According to defenders of Brexit, leaving the EU would allow the UK to enjoy the best of all worlds: reclaiming control of its borders and domestic policies, regaining its national sovereignty, no more following of EU regulation, increased regulatory flexibility, less red tape, better and more trade both domestically and globally.

According to the economist Danik Rodrik, however, there is a globalization paradox between democracy, national sovereignty, and (global) market integration where only two out of these three can ever be achieved.

The survey examined whether this was the case for the UK. It focussed on whether businesspeople consider that exiting the EU has allowed the UK to maintain market integration and regain sovereignty, and hence implicitly democratic control, and so resolve the trilemma by leaving the EU. To achieve this aim, the UK needed to look at some type of external integration.
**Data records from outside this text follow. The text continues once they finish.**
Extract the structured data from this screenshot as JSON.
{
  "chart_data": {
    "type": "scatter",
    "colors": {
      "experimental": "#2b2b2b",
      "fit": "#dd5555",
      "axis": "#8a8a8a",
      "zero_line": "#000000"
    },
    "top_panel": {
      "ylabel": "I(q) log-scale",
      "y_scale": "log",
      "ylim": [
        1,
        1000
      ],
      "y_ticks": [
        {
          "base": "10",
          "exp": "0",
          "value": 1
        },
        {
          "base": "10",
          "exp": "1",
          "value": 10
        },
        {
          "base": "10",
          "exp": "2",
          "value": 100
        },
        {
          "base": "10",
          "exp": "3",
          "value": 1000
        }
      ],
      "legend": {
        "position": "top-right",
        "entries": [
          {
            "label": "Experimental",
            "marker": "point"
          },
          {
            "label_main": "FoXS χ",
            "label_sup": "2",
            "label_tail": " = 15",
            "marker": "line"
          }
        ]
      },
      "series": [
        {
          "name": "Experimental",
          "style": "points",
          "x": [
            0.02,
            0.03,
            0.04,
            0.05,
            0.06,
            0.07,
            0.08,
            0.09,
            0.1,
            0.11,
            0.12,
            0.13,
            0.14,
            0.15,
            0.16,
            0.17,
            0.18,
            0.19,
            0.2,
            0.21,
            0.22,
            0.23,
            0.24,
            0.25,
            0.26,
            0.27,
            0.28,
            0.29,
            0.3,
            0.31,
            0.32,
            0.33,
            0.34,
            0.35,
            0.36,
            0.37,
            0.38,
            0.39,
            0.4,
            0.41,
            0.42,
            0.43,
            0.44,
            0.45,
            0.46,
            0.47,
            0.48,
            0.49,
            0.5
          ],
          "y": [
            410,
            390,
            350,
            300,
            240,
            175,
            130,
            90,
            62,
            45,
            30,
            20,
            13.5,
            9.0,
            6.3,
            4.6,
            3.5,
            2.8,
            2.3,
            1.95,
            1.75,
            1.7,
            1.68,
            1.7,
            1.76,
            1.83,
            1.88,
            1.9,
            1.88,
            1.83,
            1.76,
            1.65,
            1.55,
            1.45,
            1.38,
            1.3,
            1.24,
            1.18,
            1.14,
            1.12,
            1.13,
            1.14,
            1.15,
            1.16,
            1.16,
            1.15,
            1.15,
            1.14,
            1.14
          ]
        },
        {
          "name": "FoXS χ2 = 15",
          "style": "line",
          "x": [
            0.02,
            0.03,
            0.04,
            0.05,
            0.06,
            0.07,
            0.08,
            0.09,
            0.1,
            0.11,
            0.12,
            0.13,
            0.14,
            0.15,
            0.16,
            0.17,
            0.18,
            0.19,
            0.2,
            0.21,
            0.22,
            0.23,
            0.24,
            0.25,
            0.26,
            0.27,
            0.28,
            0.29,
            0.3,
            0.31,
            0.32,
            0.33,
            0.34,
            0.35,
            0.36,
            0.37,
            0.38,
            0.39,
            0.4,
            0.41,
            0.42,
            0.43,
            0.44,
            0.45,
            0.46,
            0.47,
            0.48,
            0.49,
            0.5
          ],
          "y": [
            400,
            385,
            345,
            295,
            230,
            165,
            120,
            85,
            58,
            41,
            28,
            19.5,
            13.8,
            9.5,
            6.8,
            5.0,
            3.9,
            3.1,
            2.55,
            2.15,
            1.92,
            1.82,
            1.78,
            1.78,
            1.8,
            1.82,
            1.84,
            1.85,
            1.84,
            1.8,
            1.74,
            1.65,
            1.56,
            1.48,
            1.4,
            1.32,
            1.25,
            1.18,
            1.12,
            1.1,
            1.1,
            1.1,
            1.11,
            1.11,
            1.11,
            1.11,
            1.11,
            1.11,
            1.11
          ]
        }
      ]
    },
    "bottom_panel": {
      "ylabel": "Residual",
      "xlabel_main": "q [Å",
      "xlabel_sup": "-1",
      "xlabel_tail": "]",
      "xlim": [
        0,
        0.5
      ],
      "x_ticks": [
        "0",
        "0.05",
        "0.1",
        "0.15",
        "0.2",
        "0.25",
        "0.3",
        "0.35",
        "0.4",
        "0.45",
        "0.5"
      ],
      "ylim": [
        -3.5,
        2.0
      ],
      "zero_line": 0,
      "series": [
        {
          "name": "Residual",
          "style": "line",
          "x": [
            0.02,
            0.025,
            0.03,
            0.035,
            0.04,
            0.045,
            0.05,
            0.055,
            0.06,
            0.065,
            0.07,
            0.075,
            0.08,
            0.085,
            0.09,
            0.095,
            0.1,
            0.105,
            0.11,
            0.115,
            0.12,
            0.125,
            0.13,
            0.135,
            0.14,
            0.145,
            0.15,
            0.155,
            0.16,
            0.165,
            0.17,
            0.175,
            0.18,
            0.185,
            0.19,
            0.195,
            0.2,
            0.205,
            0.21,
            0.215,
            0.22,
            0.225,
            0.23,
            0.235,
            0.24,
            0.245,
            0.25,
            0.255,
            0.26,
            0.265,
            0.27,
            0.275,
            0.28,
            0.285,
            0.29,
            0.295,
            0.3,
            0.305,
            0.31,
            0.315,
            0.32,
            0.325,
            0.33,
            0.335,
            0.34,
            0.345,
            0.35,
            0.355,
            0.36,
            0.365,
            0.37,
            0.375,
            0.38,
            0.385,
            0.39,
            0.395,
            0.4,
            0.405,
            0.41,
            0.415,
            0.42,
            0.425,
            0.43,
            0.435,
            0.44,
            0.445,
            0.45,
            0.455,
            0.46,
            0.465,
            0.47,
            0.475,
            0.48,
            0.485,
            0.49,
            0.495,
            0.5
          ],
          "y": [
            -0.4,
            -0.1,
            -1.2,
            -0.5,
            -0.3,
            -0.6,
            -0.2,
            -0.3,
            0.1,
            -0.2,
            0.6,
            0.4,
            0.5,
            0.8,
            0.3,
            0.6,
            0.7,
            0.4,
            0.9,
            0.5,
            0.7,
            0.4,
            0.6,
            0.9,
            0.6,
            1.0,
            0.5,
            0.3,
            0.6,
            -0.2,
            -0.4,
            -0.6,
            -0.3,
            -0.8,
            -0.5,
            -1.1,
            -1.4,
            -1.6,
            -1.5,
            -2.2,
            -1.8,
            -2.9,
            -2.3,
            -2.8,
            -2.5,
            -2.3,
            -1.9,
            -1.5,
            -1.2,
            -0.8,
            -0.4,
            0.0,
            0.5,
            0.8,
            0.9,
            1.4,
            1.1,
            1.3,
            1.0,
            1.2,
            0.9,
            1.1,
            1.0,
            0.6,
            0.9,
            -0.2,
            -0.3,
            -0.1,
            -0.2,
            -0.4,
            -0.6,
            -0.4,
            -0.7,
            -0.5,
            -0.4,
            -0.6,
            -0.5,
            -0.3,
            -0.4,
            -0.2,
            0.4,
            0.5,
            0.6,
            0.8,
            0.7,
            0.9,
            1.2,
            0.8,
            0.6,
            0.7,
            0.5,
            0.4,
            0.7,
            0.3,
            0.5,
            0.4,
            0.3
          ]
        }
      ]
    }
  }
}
Brexit was reported to have had a negative impact on their business by 78.1 per cent of the respondents, whilst only 12.5 per cent noted a positive impact. The large majority of those surveyed said Brexit has had a negative impact on their businesses, including Leave voters.

A total of 88.6 per cent of remainers reported Brexit having a negative impact on their businesses, whereas 8.6 per cent reported it having a positive impact. Almost half of leavers reported a negative economic impact of Brexit whereas only 23.8 per cent saw a positive economic impact.

Overall, only 11.6 per cent of all respondents agreed the EU-UK Trade and Cooperation Agreement serves their business interest better than had the UK stayed in the EU.

Over 80 per cent of participants reported that Brexit has increased both transportation costs and administrative duties and 91.67 per cent reported that Brexit has made trading conditions with the EU harder. This was the case for 98 per cent of Remainers and 76.2 per cent of Leavers.

Only 12.77 per cent of businesses agreed that Brexit has increased trade domestically while 60.64 per cent said it had not. Similarly, only 9.48 per cent of participants agree that Brexit has increased their trade to non-EU states whilst 68.42 per cent disagree.

A total of 76.9 per cent of those who have experienced labour shortages were against limiting the free movement of labour, while 11.5 per cent of those who have experienced labour shortages consider that the UK should limit the free movement of labour even if it results in labour shortages.

Professor Sandra Kröger, from the University of Exeter, Director of its Centre for European Studies and who led the study, said: “We do observe that having been negatively impacted by Brexit economically does not necessarily mean that all leave voters now prefer a closer trade relationship in the future. This signals the persistence of a hard core of leave voters who prefer economic damage to a closer relationship with the EU. However, a very large majority of those who consider that Brexit had a negative financial impact on their business, including Leavers, now prefer a closer future relationship between the EU and the UK.

“The findings overall confirm Rodrik’s trilemma. The claim that the UK could regain its sovereignty whilst at the same time obtaining greater economic benefits from increased global trade and domestic production is regarded as false even by most of those who voted to leave the EU.”